After Ramon’s diary undergoes additional preservation processes, it will be considered for presentation to the public in a permanent exhibition.
“The diary is in good company here in the same room as Isaac Newton and Maimonides, along with Ilan Ramon’s letter to Professor Yeshayahu Leibovitz,” said Marcela Szekely, head of the conservation laboratory.
“The National Library is privileged to be entrusted with safeguarding and preserving this artifact and to honor the memory of this man who created it, a hero of Israel and the Jewish people, now and for future generations,” said Sallai Meridor, chairman of the National Library.
Ramon and six other astronauts died on Feb. 1, 2003, in a shuttle reentry disaster just 16 minutes before they were due to land at the Kennedy Space Center on Merritt Island in Florida.
The Columbia had completed 27 missions before the tragedy, and Ramon’s mission had been routine, with the crew performing 80 science experiments before initiating their return to Earth.
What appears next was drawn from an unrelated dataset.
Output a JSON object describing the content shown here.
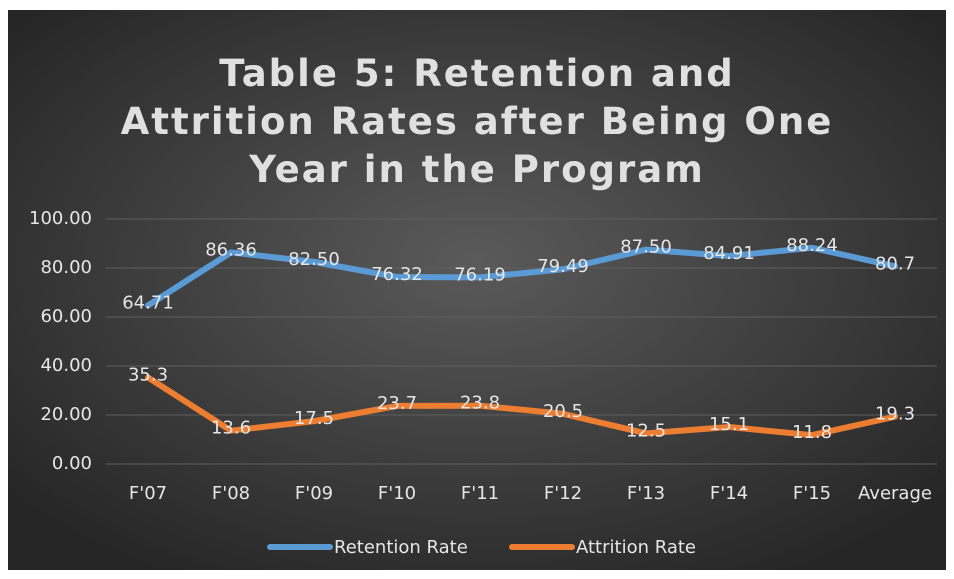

Like many astronauts before him, Ramon took meaningful items with him to space, including a small Torah scroll rescued from the Bergen-Belsen concentration camp; a drawing by Petr Ginz, a 16-year-old boy murdered in Auschwitz; and wine used to celebrate Shabbat.
There was also a letter from his son Assaf, who later became an Israeli fighter pilot and was killed in a training accident in 2009, as well as a diary to document his personal experiences in outer space.
Ramon wrote at least one page before takeoff while the rest was written in space. Entries describe brushing his teeth in low gravity, conducting experiments and longing to be reunited with his family.
There are also casual mentions of conversations with former Israeli Prime Minister Ariel Sharon and President George W. Bush.
The diary was recovered among the debris in northeast Texas. Researchers believe that the lightweight nature of the paper left the journal relatively intact, with most of the damage probably occurring after the return to Earth.
Ramon, 48 years old when he died, was the youngest pilot to take part in “Operation Opera,” Israel’s strike against Iraq’s unfinished Osiraq nuclear reactor in 1981.